In the picture above the rotation angle is set to 0, and it is easy to calculate the visible area, but when it is rotated, I cannot figure out how to calculate the visibile area.
The position is based upon the code above, so as you can see, the text is always visible.
protected override void OnSizeAllocated(double width, double height)
{
var upperLeft = new Point(Content.Margin.Left + Padding.Left, Content.Margin.Top + Padding.Top);
var upperRight = upperLeft;
upperRight.X += width - Content.Margin.HorizontalThickness - Padding.HorizontalThickness;
var lowerLeft = upperLeft;
lowerLeft.Y += height - Content.Margin.VerticalThickness - Padding.VerticalThickness;
var lowerRight = upperRight;
lowerRight.Y = lowerLeft.Y;
var rotationPoint = new Point()
{
X = (lowerRight.X - upperLeft.X) * AnchorX + upperLeft.X,
Y = (lowerRight.Y - upperLeft.Y) * AnchorY + upperLeft.Y
};
RotatedUpperLeftCorner = CalculateRotatedPoint(upperLeft, rotationPoint);
RotatedUpperRightCorner = CalculateRotatedPoint(upperRight, rotationPoint);
RotatedLowerLeftCorner = CalculateRotatedPoint(lowerLeft, rotationPoint);
RotatedLowerRightCorner = CalculateRotatedPoint(lowerRight, rotationPoint);
Device.BeginInvokeOnMainThread(() =>
{
TranslationX = Math.Min(Math.Min(RotatedUpperLeftCorner.X, RotatedUpperRightCorner.X), Math.Min(RotatedLowerLeftCorner.X, RotatedLowerRightCorner.X)) * (HorizontalOptions.Alignment == LayoutAlignment.End ? 1 : -1);
TranslationY = Math.Min(Math.Min(RotatedUpperLeftCorner.Y, RotatedUpperRightCorner.Y), Math.Min(RotatedLowerLeftCorner.Y, RotatedLowerRightCorner.Y)) * (VerticalOptions.Alignment == LayoutAlignment.End ? 1 : -1);
});
}
private Point CalculateRotatedPoint(Point p, Point rotationPoint)
{
var rotation = GetRotationInRadians();
var newPointX = Math.Cos(rotation) * (p.X - rotationPoint.X) - Math.Sin(rotation) * (p.Y - rotationPoint.Y) + rotationPoint.X;
var newPointY = Math.Sin(rotation) * (p.X - rotationPoint.X) + Math.Cos(rotation) * (p.Y - rotationPoint.Y) + rotationPoint.Y;
return new Point(newPointX, newPointY);
}
But does anyone have an idea of how to calculate the visible area? The text can be in all 4 corners
While it is still unclear to me how you generate the size and location of the yellow rectangle, as long as you know the coordinates of its vertices, and the coordinates of the larger fixed rectangle, that's enough.

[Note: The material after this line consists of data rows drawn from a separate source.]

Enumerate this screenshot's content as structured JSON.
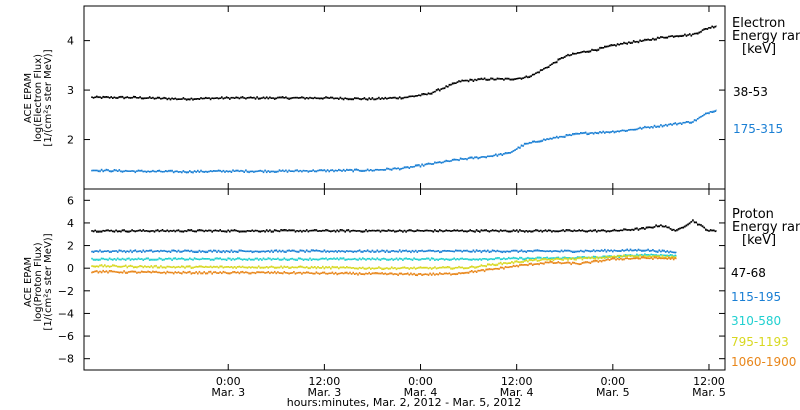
{
  "chart_data": {
    "type": "scatter",
    "xlabel": "hours:minutes, Mar. 2, 2012 - Mar. 5, 2012",
    "x_axis": {
      "unit": "hours since 2012-03-02 00:00",
      "range": [
        6,
        86
      ],
      "ticks": [
        {
          "value": 24,
          "time": "0:00",
          "day": "Mar. 3"
        },
        {
          "value": 36,
          "time": "12:00",
          "day": "Mar. 3"
        },
        {
          "value": 48,
          "time": "0:00",
          "day": "Mar. 4"
        },
        {
          "value": 60,
          "time": "12:00",
          "day": "Mar. 4"
        },
        {
          "value": 72,
          "time": "0:00",
          "day": "Mar. 5"
        },
        {
          "value": 84,
          "time": "12:00",
          "day": "Mar. 5"
        }
      ]
    },
    "panels": [
      {
        "id": "electron",
        "ylabel_lines": [
          "ACE EPAM",
          "log(Electron Flux)",
          "[1/(cm²s ster MeV)]"
        ],
        "ylim": [
          1.0,
          4.7
        ],
        "yticks": [
          2,
          3,
          4
        ],
        "legend_title": [
          "Electron",
          "Energy ran",
          "[keV]"
        ],
        "series": [
          {
            "name": "38-53",
            "color": "#000000",
            "x": [
              7,
              12,
              18,
              24,
              30,
              36,
              42,
              46,
              49,
              51,
              53,
              56,
              59,
              61,
              62,
              64,
              66,
              68,
              70,
              72,
              74,
              76,
              78,
              80,
              82,
              84,
              85
            ],
            "y": [
              2.85,
              2.85,
              2.82,
              2.84,
              2.84,
              2.84,
              2.82,
              2.85,
              2.92,
              3.05,
              3.18,
              3.22,
              3.22,
              3.25,
              3.3,
              3.48,
              3.68,
              3.76,
              3.82,
              3.9,
              3.96,
              4.0,
              4.06,
              4.1,
              4.12,
              4.26,
              4.3
            ]
          },
          {
            "name": "175-315",
            "color": "#1a7fd4",
            "x": [
              7,
              12,
              18,
              24,
              30,
              36,
              42,
              46,
              49,
              53,
              56,
              59,
              61,
              63,
              66,
              68,
              70,
              72,
              74,
              76,
              78,
              80,
              82,
              84,
              85
            ],
            "y": [
              1.38,
              1.36,
              1.35,
              1.36,
              1.36,
              1.37,
              1.38,
              1.42,
              1.5,
              1.6,
              1.65,
              1.72,
              1.9,
              1.98,
              2.07,
              2.12,
              2.14,
              2.16,
              2.19,
              2.24,
              2.28,
              2.32,
              2.36,
              2.55,
              2.6
            ]
          }
        ]
      },
      {
        "id": "proton",
        "ylabel_lines": [
          "ACE EPAM",
          "log(Proton Flux)",
          "[1/(cm²s ster MeV)]"
        ],
        "ylim": [
          -9,
          7
        ],
        "yticks": [
          -8,
          -6,
          -4,
          -2,
          0,
          2,
          4,
          6
        ],
        "legend_title": [
          "Proton",
          "Energy ran",
          "[keV]"
        ],
        "series": [
          {
            "name": "47-68",
            "color": "#000000",
            "x": [
              7,
              12,
              18,
              24,
              30,
              36,
              42,
              48,
              54,
              60,
              66,
              72,
              76,
              78,
              80,
              82,
              84,
              85
            ],
            "y": [
              3.3,
              3.3,
              3.3,
              3.3,
              3.3,
              3.3,
              3.3,
              3.3,
              3.3,
              3.3,
              3.3,
              3.3,
              3.5,
              3.8,
              3.3,
              4.2,
              3.3,
              3.3
            ]
          },
          {
            "name": "115-195",
            "color": "#1a7fd4",
            "x": [
              7,
              12,
              18,
              24,
              30,
              36,
              42,
              48,
              54,
              60,
              66,
              72,
              76,
              80
            ],
            "y": [
              1.5,
              1.5,
              1.5,
              1.5,
              1.5,
              1.5,
              1.5,
              1.5,
              1.5,
              1.5,
              1.5,
              1.55,
              1.6,
              1.4
            ]
          },
          {
            "name": "310-580",
            "color": "#20d0d0",
            "x": [
              7,
              12,
              18,
              24,
              30,
              36,
              42,
              48,
              54,
              60,
              66,
              72,
              76,
              80
            ],
            "y": [
              0.8,
              0.8,
              0.8,
              0.8,
              0.8,
              0.8,
              0.8,
              0.8,
              0.8,
              0.85,
              0.9,
              1.0,
              1.2,
              1.1
            ]
          },
          {
            "name": "795-1193",
            "color": "#d8d820",
            "x": [
              7,
              12,
              18,
              24,
              30,
              36,
              42,
              48,
              54,
              58,
              62,
              66,
              70,
              74,
              78,
              80
            ],
            "y": [
              0.2,
              0.15,
              0.1,
              0.1,
              0.1,
              0.05,
              0.0,
              0.0,
              0.05,
              0.4,
              0.7,
              0.8,
              0.9,
              1.1,
              1.0,
              1.0
            ]
          },
          {
            "name": "1060-1900",
            "color": "#e8861a",
            "x": [
              7,
              12,
              18,
              24,
              30,
              36,
              42,
              48,
              52,
              56,
              60,
              64,
              68,
              72,
              76,
              80
            ],
            "y": [
              -0.3,
              -0.35,
              -0.4,
              -0.4,
              -0.4,
              -0.45,
              -0.5,
              -0.55,
              -0.5,
              -0.2,
              0.2,
              0.5,
              0.4,
              0.8,
              0.9,
              0.85
            ]
          }
        ]
      }
    ]
  }
}
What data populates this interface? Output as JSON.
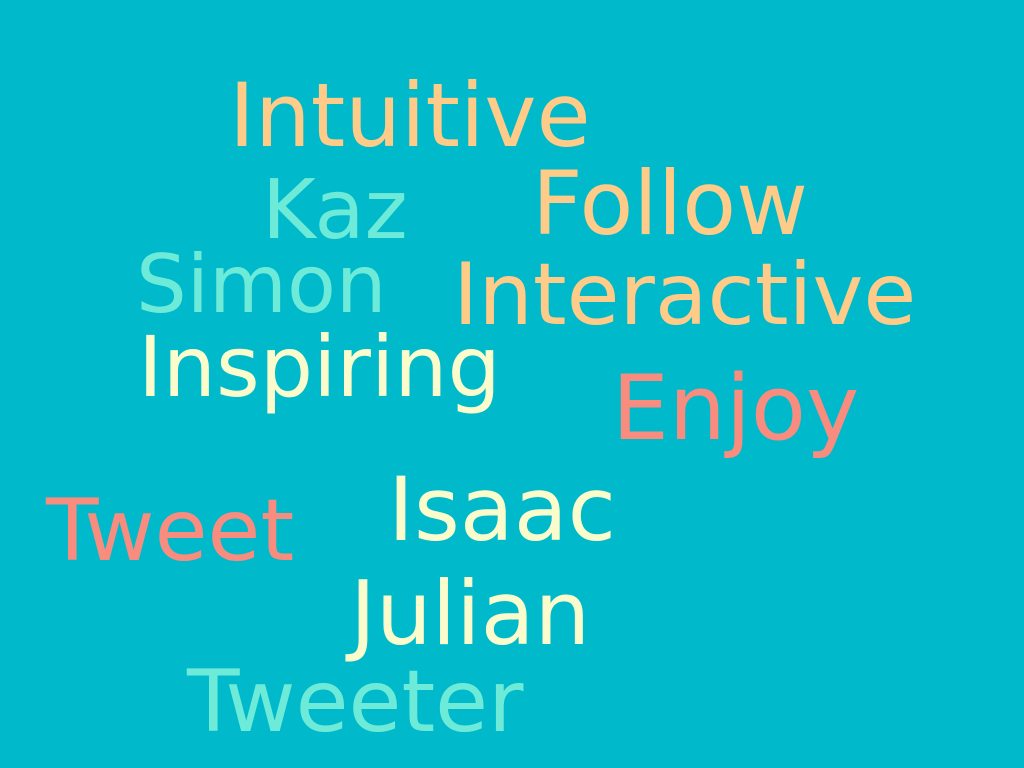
{
  "colors": {
    "background": "#00BACB",
    "orange": "#FECB88",
    "mint": "#6EEBD8",
    "cream": "#FBFCCB",
    "salmon": "#F88C7F"
  },
  "words": {
    "intuitive": "Intuitive",
    "kaz": "Kaz",
    "follow": "Follow",
    "simon": "Simon",
    "interactive": "Interactive",
    "inspiring": "Inspiring",
    "enjoy": "Enjoy",
    "tweet": "Tweet",
    "isaac": "Isaac",
    "julian": "Julian",
    "tweeter": "Tweeter"
  },
  "word_colors": {
    "intuitive": "#FECB88",
    "kaz": "#6EEBD8",
    "follow": "#FECB88",
    "simon": "#6EEBD8",
    "interactive": "#FECB88",
    "inspiring": "#FBFCCB",
    "enjoy": "#F88C7F",
    "tweet": "#F88C7F",
    "isaac": "#FBFCCB",
    "julian": "#FBFCCB",
    "tweeter": "#6EEBD8"
  }
}
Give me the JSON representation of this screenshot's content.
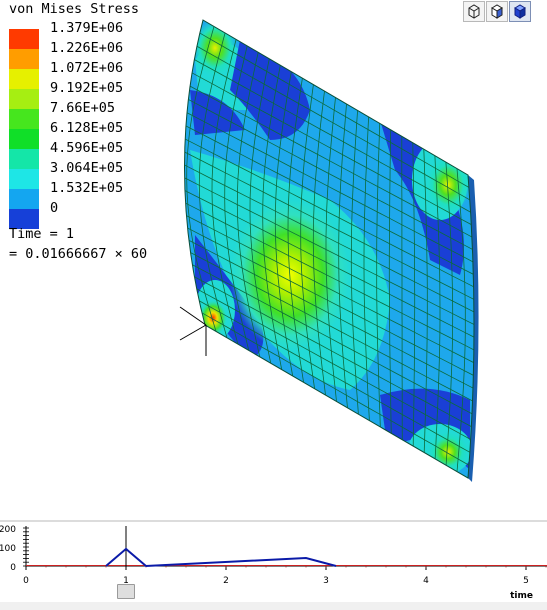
{
  "legend": {
    "title": "von Mises Stress",
    "entries": [
      {
        "label": "1.379E+06",
        "color": "#ff3a00"
      },
      {
        "label": "1.226E+06",
        "color": "#ff9d00"
      },
      {
        "label": "1.072E+06",
        "color": "#e6f000"
      },
      {
        "label": "9.192E+05",
        "color": "#a6ee12"
      },
      {
        "label": "7.66E+05",
        "color": "#46e61e"
      },
      {
        "label": "6.128E+05",
        "color": "#10df28"
      },
      {
        "label": "4.596E+05",
        "color": "#14e6a8"
      },
      {
        "label": "3.064E+05",
        "color": "#1ee6e6"
      },
      {
        "label": "1.532E+05",
        "color": "#14a6f0"
      },
      {
        "label": "0",
        "color": "#1640d8"
      }
    ]
  },
  "time": {
    "label": "Time = 1",
    "equation": "= 0.01666667 × 60"
  },
  "view_buttons": [
    {
      "name": "view-cube-button-1",
      "icon": "wireframe-cube-icon",
      "active": false
    },
    {
      "name": "view-cube-button-2",
      "icon": "shaded-cube-icon",
      "active": false
    },
    {
      "name": "view-cube-button-3",
      "icon": "solid-cube-icon",
      "active": true
    }
  ],
  "timeline": {
    "y_ticks": [
      "200",
      "100",
      "0"
    ],
    "x_ticks": [
      "0",
      "1",
      "2",
      "3",
      "4",
      "5"
    ],
    "x_axis_label": "time",
    "current_time": 1,
    "series": {
      "color": "#0a1aa8",
      "points": [
        [
          0.8,
          0
        ],
        [
          1.0,
          90
        ],
        [
          1.2,
          0
        ],
        [
          2.8,
          42
        ],
        [
          3.1,
          0
        ]
      ]
    },
    "baseline_color": "#cc2020"
  }
}
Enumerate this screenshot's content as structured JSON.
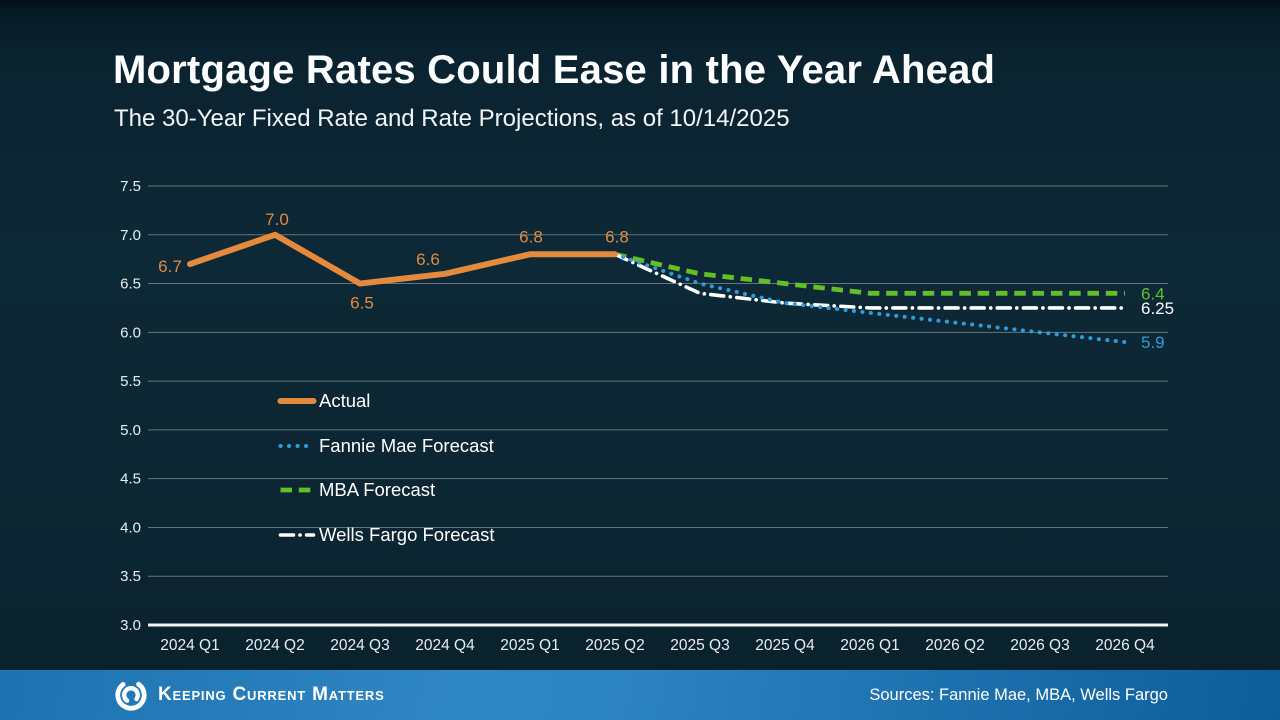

As I said in my comment, you can find the vertices of the polygon created by the intersection of the two rectangles via the Sutherland–Hodgman algorithm. Using the notation in the link, the fixed rectangle would be the clip polygon and the yellow rectangle would be the subject polygon. The algorithm basically throws away vertices of the subject polygon which are not in the intersection and generates new vertices where the clip polygon cuts the subject polygon.
Once you have the vertices of the intersection polygon you can easily calculate the area.